(O fim do ano aproxima-se e é tempo do SNS se confrontar de novo com a organização da formação especializada que o internato dos jovens médicos deverá assegurar. É um momento de grande relevância, pois é ele que nos traz evidência sobre o modo como a carreira no SNS está ou não a interessar os médicos formados nas diferentes Faculdades de Medicina. A procura social pelas diferentes especialidades revela-se é óbvio também noutras circunstâncias que, teoricamente, deveria começar a manifestar-se na formação inicial. A procura manifestada relativamente às diferentes vagas criadas transporta consigo duas informações essenciais. Primeiro, do ponto de vista global e absoluto tende a revelar o interesse dos jovens médicos pela carreira no SNS. Segundo, o modo como as diferentes vagas de especialidades são preenchidas fornece-nos informação decisiva sobre o tipo de medicina que se quer praticar. A Ordem dos Médicos emitiu por estes dias um comentário de elevada preocupação sobre a procura que se manifestou para as formações especializadas que se iniciam nos primeiros dias de janeiro de 2026. Segundo esse comentário, das 2.331 vagas abertas, ficaram por preencher cerca de 500, cabendo a fava da baixa procura à Medicina Geral e Familiar, com 229 lugares por preencher e a Medicina Interna com 98 lugares vazios. Esta insuficiência de procura para estas duas especialidades é de certo modo recorrente e revela bem o pensamento e vontade dos jovens médicos. No caso da Medicina Geral e Familiar basta ter em conta o número de portugueses sem médico de família para compreender o dramatismo da situação. No que respeita à Medicina Interna, especialidade que muita gente considera a verdadeira medicina, já há muito tempo é considerada pelos jovens médicos demasiado exigente e trabalhosa e seguramente com menos perspetivas de remuneração atrativa se for vontade dos médicos não manter a exclusividade no setor público.)
Parece não haver dúvida de que estamos perante formações especializadas que correspondem a necessidades estratégicas de um SNS que seja organizado a partir da rede de cuidados primários e valorize a perspetiva integrada de olhar para a doença. Ora, não sendo a primeira vez que a procura dos jovens médicos se manifesta neste sentido, o sistema continua a acreditar que basta manipular a variável do número de vagas abertas para atrair os interessados por essas especialidades a partir da formação básica que recebem nas Faculdades de Medicina.
Primeiro, não existe evidência segura de que os diferentes cursos de Medicina organizem os seus conteúdos e práticas médicas de suporte a pensar na resolução do problema atrás mencionado. Há sempre obviamente um Professor que pela sua personalidade nos estimula a uma certa especialidade, mas isso não corresponde a qualquer organização deliberada para influenciar a formação especializada que se pretende atrair.

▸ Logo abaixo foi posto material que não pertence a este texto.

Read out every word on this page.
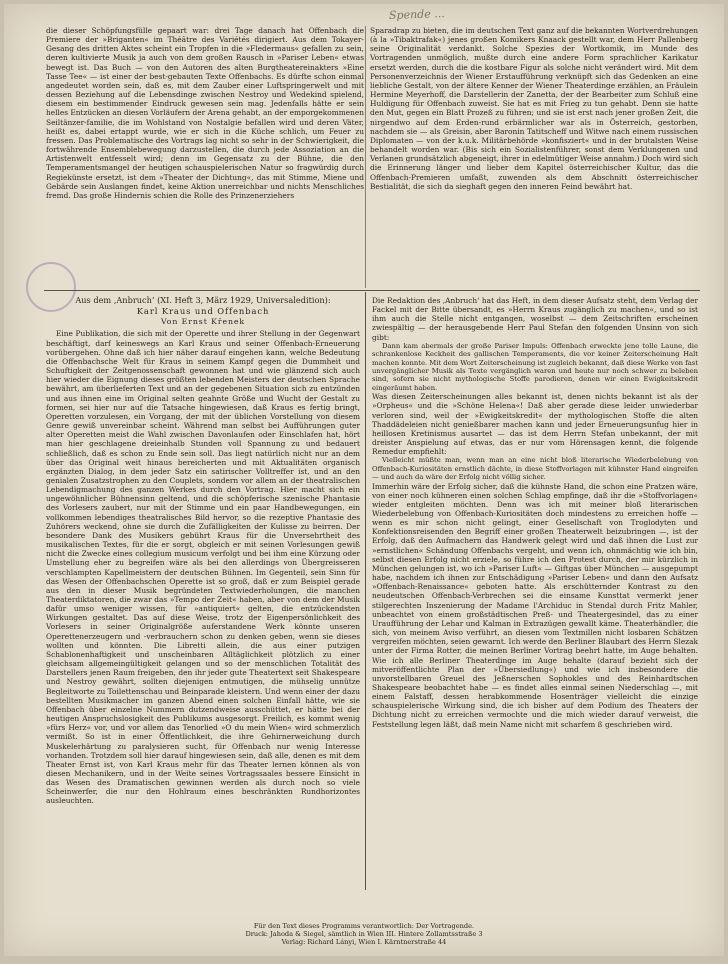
Spende ...

die dieser Schöpfungsfülle gepaart war: drei Tage danach hat Offenbach die Premiere der »Briganten« im Théâtre des Variétés dirigiert. Aus dem Tokayer-Gesang des dritten Aktes scheint ein Tropfen in die »Fledermaus« gefallen zu sein, deren kultivierte Musik ja auch von dem großen Rausch in »Pariser Leben« etwas bewegt ist. Das Buch — von den Autoren des alten Burgtheatereinakters »Eine Tasse Tee« — ist einer der best-gebauten Texte Offenbachs. Es dürfte schon einmal angedeutet worden sein, daß es, mit dem Zauber einer Luftspringerwelt und mit dessen Beziehung auf die Lebensdinge zwischen Nestroy und Wedekind spielend, diesem ein bestimmender Eindruck gewesen sein mag. Jedenfalls hätte er sein helles Entzücken an diesen Vorläufern der Arena gehabt, an der emporgekommenen Seiltänzer-familie, die im Wohlstand von Nostalgie befallen wird und deren Väter, heißt es, dabei ertappt wurde, wie er sich in die Küche schlich, um Feuer zu fressen. Das Problematische des Vortrags lag nicht so sehr in der Schwierigkeit, die fortwährende Ensemblebewegung darzustellen, die durch jede Assoziation an die Artistenwelt entfesselt wird; denn im Gegensatz zu der Bühne, die den Temperamentsmangel der heutigen schauspielerischen Natur so fragwürdig durch Regiekünste ersetzt, ist dem »Theater der Dichtung«, das mit Stimme, Miene und Gebärde sein Auslangen findet, keine Aktion unerreichbar und nichts Menschliches fremd. Das große Hindernis schien die Rolle des Prinzenerziehers

Sparadrap zu bieten, die im deutschen Text ganz auf die bekannten Wortverdrehungen (à la »Tibaktrafak«) jenes großen Komikers Knaack gestellt war, dem Herr Pallenberg seine Originalität verdankt. Solche Spezies der Wortkomik, im Munde des Vortragenden unmöglich, mußte durch eine andere Form sprachlicher Karikatur ersetzt werden, durch die die kostbare Figur als solche nicht verändert wird. Mit dem Personenverzeichnis der Wiener Erstaufführung verknüpft sich das Gedenken an eine liebliche Gestalt, von der ältere Kenner der Wiener Theaterdinge erzählen, an Fräulein Hermine Meyerhoff, die Darstellerin der Zanetta, der der Bearbeiter zum Schluß eine Huldigung für Offenbach zuweist. Sie hat es mit Frieg zu tun gehabt. Denn sie hatte den Mut, gegen ein Blatt Prozeß zu führen; und sie ist erst nach jener großen Zeit, die nirgendwo auf dem Erden-rund erbärmlicher war als in Österreich, gestorben, nachdem sie — als Greisin, aber Baronin Tatitscheff und Witwe nach einem russischen Diplomaten — von der k.u.k. Militärbehörde »konfisziert« und in der brutalsten Weise behandelt worden war. (Bis sich ein Sozialistenführer, sonst dem Verklungenen und Verlanen grundsätzlich abgeneigt, ihrer in edelmütiger Weise annahm.) Doch wird sich die Erinnerung länger und lieber dem Kapitel österreichischer Kultur, das die Offenbach-Premieren umfaßt, zuwenden als dem Abschnitt österreichischer Bestialität, die sich da sieghaft gegen den inneren Feind bewährt hat.

Aus dem ‚Anbruch‘ (XI. Heft 3, März 1929, Universaledition):
Karl Kraus und Offenbach
Von Ernst Křenek

Eine Publikation, die sich mit der Operette und ihrer Stellung in der Gegenwart beschäftigt, darf keineswegs an Karl Kraus und seiner Offenbach-Erneuerung vorübergehen. Ohne daß ich hier näher darauf eingehen kann, welche Bedeutung die Offenbachsche Welt für Kraus in seinem Kampf gegen die Dummheit und Schuftigkeit der Zeitgenossenschaft gewonnen hat und wie glänzend sich auch hier wieder die Eignung dieses größten lebenden Meisters der deutschen Sprache bewährt, am überlieferten Text und an der gegebenen Situation sich zu entzünden und aus ihnen eine im Original selten geahnte Größe und Wucht der Gestalt zu formen, sei hier nur auf die Tatsache hingewiesen, daß Kraus es fertig bringt, Operetten vorzulesen, ein Vorgang, der mit der üblichen Vorstellung von diesem Genre gewiß unvereinbar scheint. Während man selbst bei Aufführungen guter alter Operetten meist die Wahl zwischen Davonlaufen oder Einschlafen hat, hört man hier geschlagene dreieinhalb Stunden voll Spannung zu und bedauert schließlich, daß es schon zu Ende sein soll. Das liegt natürlich nicht nur an dem über das Original weit hinaus bereicherten und mit Aktualitäten organisch ergänzten Dialog, in dem jeder Satz ein satirischer Volltreffer ist, und an den genialen Zusatzstrophen zu den Couplets, sondern vor allem an der theatralischen Lebendigmachung des ganzen Werkes durch den Vortrag. Hier macht sich ein ungewöhnlicher Bühnensinn geltend, und die schöpferische szenische Phantasie des Vorlesers zaubert, nur mit der Stimme und ein paar Handbewegungen, ein vollkommen lebendiges theatralisches Bild hervor, so die rezeptive Phantasie des Zuhörers weckend, ohne sie durch die Zufälligkeiten der Kulisse zu beirren. Der besondere Dank des Musikers gebührt Kraus für die Unversehrtheit des musikalischen Textes, für die er sorgt, obgleich er mit seinen Vorlesungen gewiß nicht die Zwecke eines collegium musicum verfolgt und bei ihm eine Kürzung oder Umstellung eher zu begreifen wäre als bei den allerdings von Übergreisseren verschlampten Kapellmeistern der deutschen Bühnen. Im Gegenteil, sein Sinn für das Wesen der Offenbachschen Operette ist so groß, daß er zum Beispiel gerade aus den in dieser Musik begründeten Textwiederholungen, die manchen Theaterdiktatoren, die zwar das »Tempo der Zeit« haben, aber von dem der Musik dafür umso weniger wissen, für »antiquiert« gelten, die entzückendsten Wirkungen gestaltet. Das auf diese Weise, trotz der Eigenpersönlichkeit des Vorlesers in seiner Originalgröße auferstandene Werk könnte unseren Operettenerzeugern und -verbrauchern schon zu denken geben, wenn sie dieses wollten und könnten. Die Libretti allein, die aus einer putzigen Schablonenhaftigkeit und unscheinbaren Alltäglichkeit plötzlich zu einer gleichsam allgemeingültigkeit gelangen und so der menschlichen Totalität des Darstellers jenen Raum freigeben, den ihr jeder gute Theatertext seit Shakespeare und Nestroy gewährt, sollten diejenigen entmutigen, die mühselig unnütze Begleitworte zu Toilettenschau und Beinparade kleistern. Und wenn einer der dazu bestellten Musikmacher im ganzen Abend einen solchen Einfall hätte, wie sie Offenbach über einzelne Nummern dutzendweise ausschüttet, er hätte bei der heutigen Anspruchslosigkeit des Publikums ausgesorgt. Freilich, es kommt wenig »fürs Herz« vor, und vor allem das Tenorlied »O du mein Wien« wird schmerzlich vermißt. So ist in einer Öffentlichkeit, die ihre Gehirnerweichung durch Muskelerhärtung zu paralysieren sucht, für Offenbach nur wenig Interesse vorhanden. Trotzdem soll hier darauf hingewiesen sein, daß alle, denen es mit dem Theater Ernst ist, von Karl Kraus mehr für das Theater lernen können als von diesen Mechanikern, und in der Weite seines Vortragssaales bessere Einsicht in das Wesen des Dramatischen gewinnen werden als durch noch so viele Scheinwerfer, die nur den Hohlraum eines beschränkten Rundhorizontes ausleuchten.

Die Redaktion des ‚Anbruch‘ hat das Heft, in dem dieser Aufsatz steht, dem Verlag der Fackel mit der Bitte übersandt, es »Herrn Kraus zugänglich zu machen«, und so ist ihm auch die Stelle nicht entgangen, woselbst — dem Zeitschriften erscheinen zwiespältig — der herausgebende Herr Paul Stefan den folgenden Unsinn von sich gibt:

Dann kam abermals der große Pariser Impuls: Offenbach erweckte jene tolle Laune, die schrankenlose Keckheit des gallischen Temperaments, die vor keiner Zeiterscheinung Halt machen konnte. Mit dem Wort Zeiterscheinung ist zugleich bekannt, daß diese Werke von fast unvergänglicher Musik als Texte vergänglich waren und heute nur noch schwer zu beleben sind, sofern sie nicht mythologische Stoffe parodieren, denen wir einen Ewigkeitskredit eingeräumt haben.

Was diesen Zeiterscheinungen alles bekannt ist, denen nichts bekannt ist als der »Orpheus« und die »Schöne Helena«! Daß aber gerade diese leider unwiederbar verloren sind, weil der »Ewigkeitskredit« der mythologischen Stoffe die alten Thaddädeleien nicht genießbarer machen kann und jeder Erneuerungsunfug hier in heillosen Kretinismus ausartet — das ist dem Herrn Stefan unbekannt, der mit dreister Anspielung auf etwas, das er nur vom Hörensagen kennt, die folgende Remedur empfiehlt:

Vielleicht müßte man, wenn man an eine nicht bloß literarische Wiederbelebung von Offenbach-Kuriositäten ernstlich dächte, in diese Stoffvorlagen mit kühnster Hand eingreifen — und auch da wäre der Erfolg nicht völlig sicher.

Immerhin wäre der Erfolg sicher, daß die kühnste Hand, die schon eine Pratzen wäre, von einer noch kühneren einen solchen Schlag empfinge, daß ihr die »Stoffvorlagen« wieder entgleiten möchten. Denn was ich mit meiner bloß literarischen Wiederbelebung von Offenbach-Kuriositäten doch mindestens zu erreichen hoffe — wenn es mir schon nicht gelingt, einer Gesellschaft von Troglodyten und Konfektionsreisenden den Begriff einer großen Theaterwelt beizubringen —, ist der Erfolg, daß den Aufmachern das Handwerk gelegt wird und daß ihnen die Lust zur »ernstlichen« Schändung Offenbachs vergeht, und wenn ich, ohnmächtig wie ich bin, selbst diesen Erfolg nicht erziele, so führe ich den Protest durch, der mir kürzlich in München gelungen ist, wo ich »Pariser Luft« — Giftgas über München — ausgepumpt habe, nachdem ich ihnen zur Entschädigung »Pariser Leben« und dann den Aufsatz »Offenbach-Renaissance« geboten hatte. Als erschütternder Kontrast zu den neudeutschen Offenbach-Verbrechen sei die einsame Kunsttat vermerkt jener stilgerechten Inszenierung der Madame l'Archiduc in Stendal durch Fritz Mahler, unbeachtet von einem großstädtischen Preß- und Theatergesindel, das zu einer Uraufführung der Lehar und Kalman in Extrazügen gewallt käme. Theaterhändler, die sich, von meinem Aviso verführt, an diesen vom Textmillen nicht losbaren Schätzen vergreifen möchten, seien gewarnt. Ich werde den Berliner Blaubart des Herrn Slezak unter der Firma Rotter, die meinen Berliner Vortrag beehrt hatte, im Auge behalten. Wie ich alle Berliner Theaterdinge im Auge behalte (darauf bezieht sich der mitveröffentlichte Plan der »Übersiedlung«) und wie ich insbesondere die unvorstellbaren Greuel des Jeßnerschen Sophokles und des Reinhardtschen Shakespeare beobachtet habe — es findet alles einmal seinen Niederschlag —, mit einem Falstaff, dessen herabkommende Hosenträger vielleicht die einzige schauspielerische Wirkung sind, die ich bisher auf dem Podium des Theaters der Dichtung nicht zu erreichen vermochte und die mich wieder darauf verweist, die Feststellung legen läßt, daß mein Name nicht mit scharfem ß geschrieben wird.

Für den Text dieses Programms verantwortlich: Der Vortragende.
Druck: Jahoda & Siegel, sämtlich in Wien III. Hintere Zollamtsstraße 3
Verlag: Richard Lányi, Wien I. Kärntnerstraße 44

O modelo continua a ser o da livre escolha, não oferecendo qualquer antídoto para contrariar a declínio da procura social pelas referidas especialidades. Pelo que vou ouvindo e lendo a formação do curso de medicina continua a ser ministrada como se a repartição pelas vagas disponíveis fosse uma distribuição neutra, apenas dependente do número de vagas abertas. Isto parece-me ser uma indiferença trágica e incapaz de modelar a procura social.
Depois, uma de duas. Ou tais especialidades não são consideradas prioritárias (hipótese algo esdrúxula) ou se são entendidas como prioritárias então não se compreende como que é a organização do SNS não estabelece incentivos para captar essa atração desejável.
Podem dizer-me que a Medicina Geral e Familiar e a Medicina Interna são especialidades muito sensíveis ao sistema de valores que deve acompanhar as práticas médicas e que em contextos de apreço pelo retorno rápido e chorudo a sua procura social tenderá a diminuir. Penso que o sistema não tem favorecido a ideia das vocações naturais e que a exiguidade dos contingentes anuais de entrada nas Faculdades de Medicina, barrando o acesso à medicina a muitos jovens, corre o risco de agravar o declínio da procura social mais recetiva a tais especialidades. Ora, seria nessas circunstâncias que os incentivos influenciadores da procura, remuneratórios, mas não só, de carreira também, mais se justificariam.
A organização do SNS é atávica, olha para o problema, reconhece a sua existência e a Ordem dos Médicos também, mas continua a acreditar que a procura desejada se formará espontaneamente. A queda no abismo está aí, plena de evidência, e absurdamente não se vislumbra qualquer ideia ou ação para o evitar.